Oleh : Mardhiyyah
(Pembina Majelis Taklim)
#MuslimahTimes –– Menjelang tahun politik 2019, saat ini rakyat sudah mulai menimbang–nimbang siapa yang akan dipilih dalam pemilu mendatang. Kampanye terselubung dari para calon pun sudah dimulai untuk meraih suara ummat, terlebih suara ummat Islam yang merupakan mayoritas di negeri ini. Karena dalam demokrasi keputusan apapun terlebih penentuan pemimpin akan ditentukan berdasarkan suara terbanyak.
Berbagai carapun dilakukan untuk mencapai kemenangan, termasuk diantaranya adalah dengan menggandeng ulama, baik secara langsung menjadi calon, atau sebagai legitimasi dari calon yang diusung. Hal ini dikarenakan ulama adalah panutan ummat. Jika ulama menyampaikan fatwa untuk memilih satu calon tertentu, maka ummatpun sami’naa wa atho’naa, tunduk patuh pada fatwa atau seruan ulama.
Menyadari akan peran penting ulama di tengah masyarakat, maka ditetapkanlah calon wakil presiden dari ulama nomer 1 (satu) di negeri ini sekaligus pemimpin MUI (Majelis Ulama Indonesia) serta pemimpin ormas Islam terbesar di negeri ini.
Menyadari akan hal ini pula, maka lahirlah ijtima’ ulama jilid 1 dan ijtima’ ulama jilid 2, yang akan mendukung calon yang lain (oposisi) . Sebagaimana dilansir oleh, REPUBLIKA.CO.ID, Ijtima Ulama II secara resmi menyatakan dukungan kepada pasangan bakal calon presiden-wakil presiden Prabowo Subianto-Sandiaga Uno, setelah ditandatangani pakta integritas oleh mantan Danjen Kopassus tersebut. Prabowo tiba sekitar pukul 13.00 WIB saat sidang pleno Ijtima Ulama II masih berlangsung, Ahad (16/9), dan menandatangani pakta integritas tersebut sekitar pukul 14.30 WIB.
Walaupun jadwal kampanye belum dimulai, nampaknya dua kubu sudah mulai saling menyerang. Dari kubu yang menolak ijtima ulama tersebut, dikatakan bahwa ijtima ulama tidak mewakili ulama, karena tidak diadakan oleh MUI. Ketua DPP PDIP Hamka Haq mengatakan, rekomendasi memilih capres-cawapres yang akan dikeluarkan dalam Ijtima Ulama tidak mewakili semua Ulama di Indonesia (Republika.co.id).
Pernyataan tersebut menanggapi Gerakan Nasional Pengawal Fatwa Ulama (GNPF) yang akan menggelar Ijtima Ulama II pada Ahad (16/9) mendatang. “Sebenarnya yang berhak atas nama ulama adalah Majelis Ulama Indonesia (MUI). Ini tidak dapat dikatakan sebagai Ijtima Ulama karena hanya sebagian Ulama” kata Hamka saat dihubungi, Jumat (14/9) malam. Sebagai tandingan ijtima’ ulama pendukung partai oposisi diadakan pertemuan ratusan ulama untuk mendukung sang calon dari kubu petahana. Deklarasi dukungan untuk Jokowi-Ma’ruf ini disinyalir dihadiri sekitar 400 kiai dan pengurus pondok pesantren pada pemilu 2019 mendatang (AntaraNews).

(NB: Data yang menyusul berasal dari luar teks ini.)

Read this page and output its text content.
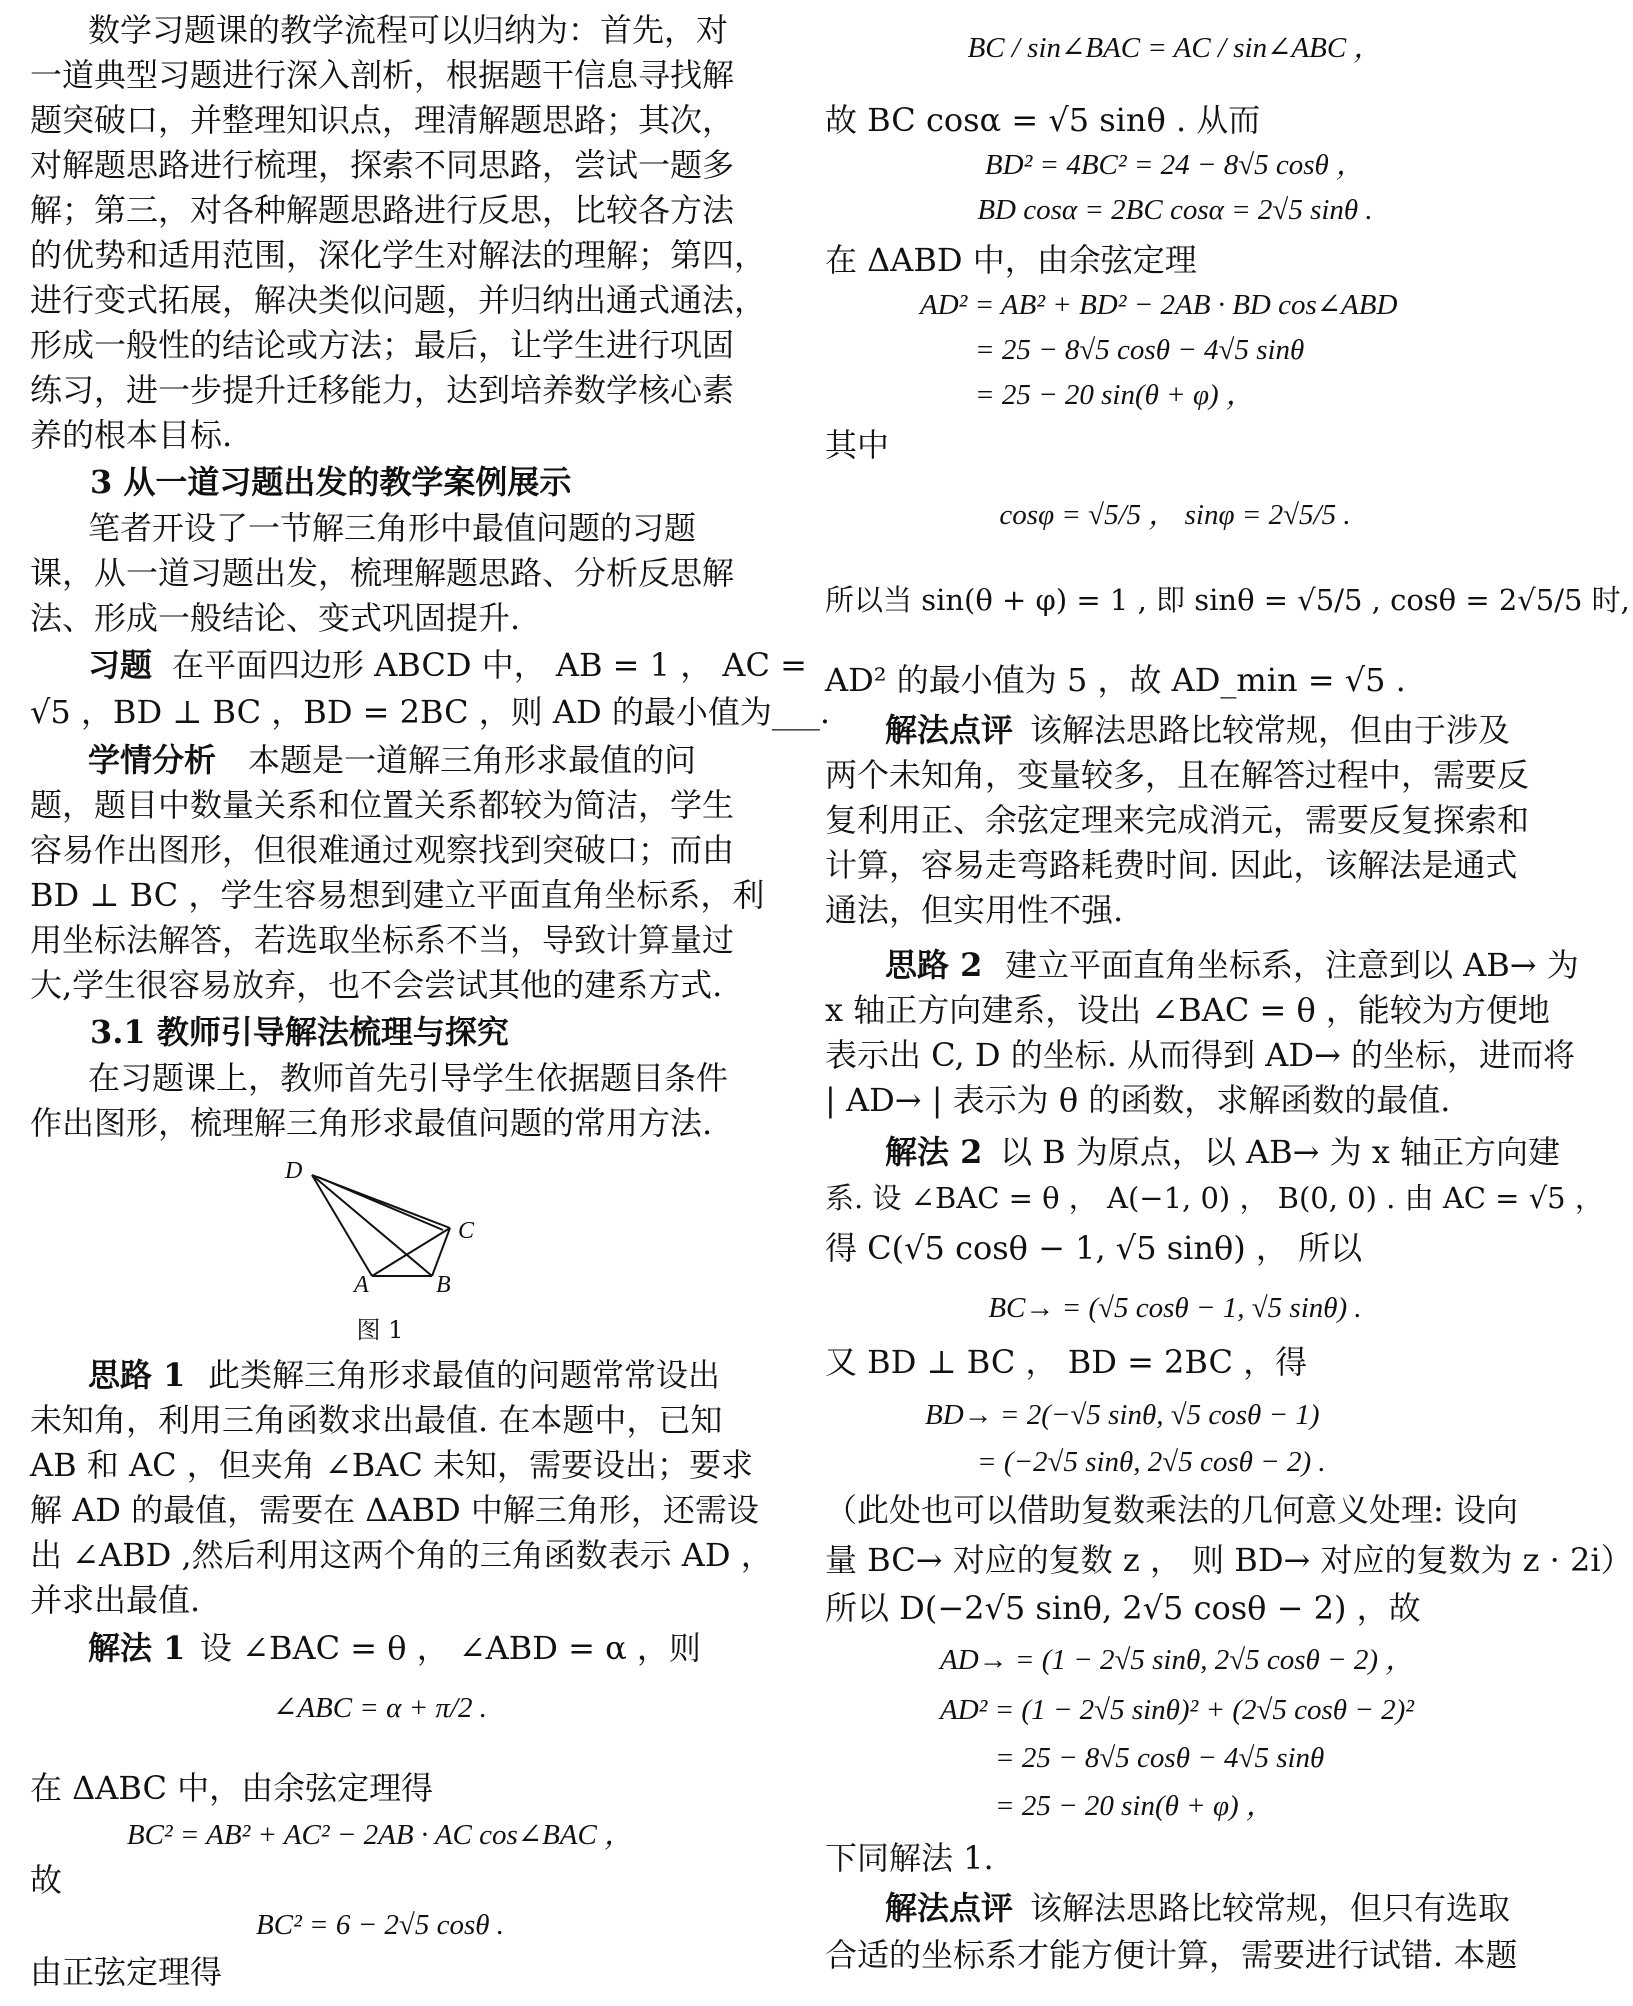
数学习题课的教学流程可以归纳为：首先，对
一道典型习题进行深入剖析，根据题干信息寻找解
题突破口，并整理知识点，理清解题思路；其次，
对解题思路进行梳理，探索不同思路，尝试一题多
解；第三，对各种解题思路进行反思，比较各方法
的优势和适用范围，深化学生对解法的理解；第四，
进行变式拓展，解决类似问题，并归纳出通式通法，
形成一般性的结论或方法；最后，让学生进行巩固
练习，进一步提升迁移能力，达到培养数学核心素
养的根本目标.
3 从一道习题出发的教学案例展示
笔者开设了一节解三角形中最值问题的习题
课，从一道习题出发，梳理解题思路、分析反思解
法、形成一般结论、变式巩固提升.
习题 在平面四边形 ABCD 中， AB = 1 ， AC =
√5 ，BD ⊥ BC ，BD = 2BC ，则 AD 的最小值为___.
学情分析 本题是一道解三角形求最值的问
题，题目中数量关系和位置关系都较为简洁，学生
容易作出图形，但很难通过观察找到突破口；而由
BD ⊥ BC ，学生容易想到建立平面直角坐标系，利
用坐标法解答，若选取坐标系不当，导致计算量过
大,学生很容易放弃，也不会尝试其他的建系方式.
3.1 教师引导解法梳理与探究
在习题课上，教师首先引导学生依据题目条件
作出图形，梳理解三角形求最值问题的常用方法.
D
C
A	B
图 1
思路 1 此类解三角形求最值的问题常常设出
未知角，利用三角函数求出最值. 在本题中，已知
AB 和 AC ，但夹角 ∠BAC 未知，需要设出；要求
解 AD 的最值，需要在 ΔABD 中解三角形，还需设
出 ∠ABD ,然后利用这两个角的三角函数表示 AD ，
并求出最值.
解法 1 设 ∠BAC = θ ， ∠ABD = α ，则
∠ABC = α + π/2 .
在 ΔABC 中，由余弦定理得
BC² = AB² + AC² − 2AB · AC cos∠BAC ，
故
BC² = 6 − 2√5 cosθ .
由正弦定理得
BC / sin∠BAC = AC / sin∠ABC ，
故 BC cosα = √5 sinθ . 从而
BD² = 4BC² = 24 − 8√5 cosθ ，
BD cosα = 2BC cosα = 2√5 sinθ .
在 ΔABD 中，由余弦定理
AD² = AB² + BD² − 2AB · BD cos∠ABD
= 25 − 8√5 cosθ − 4√5 sinθ
= 25 − 20 sin(θ + φ) ，
其中
cosφ = √5/5 ， sinφ = 2√5/5 .
所以当 sin(θ + φ) = 1 , 即 sinθ = √5/5 , cosθ = 2√5/5 时,
AD² 的最小值为 5 ，故 AD_min = √5 .
解法点评 该解法思路比较常规，但由于涉及
两个未知角，变量较多，且在解答过程中，需要反
复利用正、余弦定理来完成消元，需要反复探索和
计算，容易走弯路耗费时间. 因此，该解法是通式
通法，但实用性不强.
思路 2 建立平面直角坐标系，注意到以 AB→ 为
x 轴正方向建系，设出 ∠BAC = θ ，能较为方便地
表示出 C, D 的坐标. 从而得到 AD→ 的坐标，进而将
| AD→ | 表示为 θ 的函数，求解函数的最值.
解法 2 以 B 为原点，以 AB→ 为 x 轴正方向建
系. 设 ∠BAC = θ ， A(−1, 0) ， B(0, 0) . 由 AC = √5 ，
得 C(√5 cosθ − 1, √5 sinθ) ， 所以
BC→ = (√5 cosθ − 1, √5 sinθ) .
又 BD ⊥ BC ， BD = 2BC ，得
BD→ = 2(−√5 sinθ, √5 cosθ − 1)
= (−2√5 sinθ, 2√5 cosθ − 2) .
（此处也可以借助复数乘法的几何意义处理: 设向
量 BC→ 对应的复数 z ， 则 BD→ 对应的复数为 z · 2i）
所以 D(−2√5 sinθ, 2√5 cosθ − 2) ，故
AD→ = (1 − 2√5 sinθ, 2√5 cosθ − 2) ，
AD² = (1 − 2√5 sinθ)² + (2√5 cosθ − 2)²
= 25 − 8√5 cosθ − 4√5 sinθ
= 25 − 20 sin(θ + φ) ，
下同解法 1.
解法点评 该解法思路比较常规，但只有选取
合适的坐标系才能方便计算，需要进行试错. 本题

Melihat fakta ini jelas lah bahwa ulama dijadikan sebagai legitimasi kepentingan penguasa atao kelompok tertentu.
PERAN ULAMA DALAM POLITIK
Ulama adalah pewaris para Nabi, al umala’u waratsatul anbiya’, seharusnya ulama tidak akan tergiur dengan apapun yang bersifat duniawi. Peran penting ulama adalah menjaga Islam dan penerapannya. Ulama berkewajiban membina akidah, ibadah dan pemahaman syariah kepada ummat.
Ulama akan mengawal penerapan syariah ditengah tengah kehidupan. Oleh karena itu Ulama akan senantiasa berupaya mencerdaskan ummat tentang persoalan–persoalan utama dalam kehidupan serta menunjukkan kepada ummat tentang solusi Islam dalam menyelesaikan persoalan yang terjadi. Sehingga ummat faham tentang urusannya.
Tugas ulama uga memberikan pembinaan kepada para penguasa tentang urusan politik yaitu riayatus su’uni ummat, -pengaturan urusan ummat/rakyat- maka ulama akan memahamkan para penguasa dalam pengaturan urusan rakyat dengan aturan Islam.
Peran inilah yang seharusnya dimiliki oleh para ulama, sehingga didapatkan negara yang baik, yang mampu mewujudkan kesejahteraan pada seluruh rakyatnya.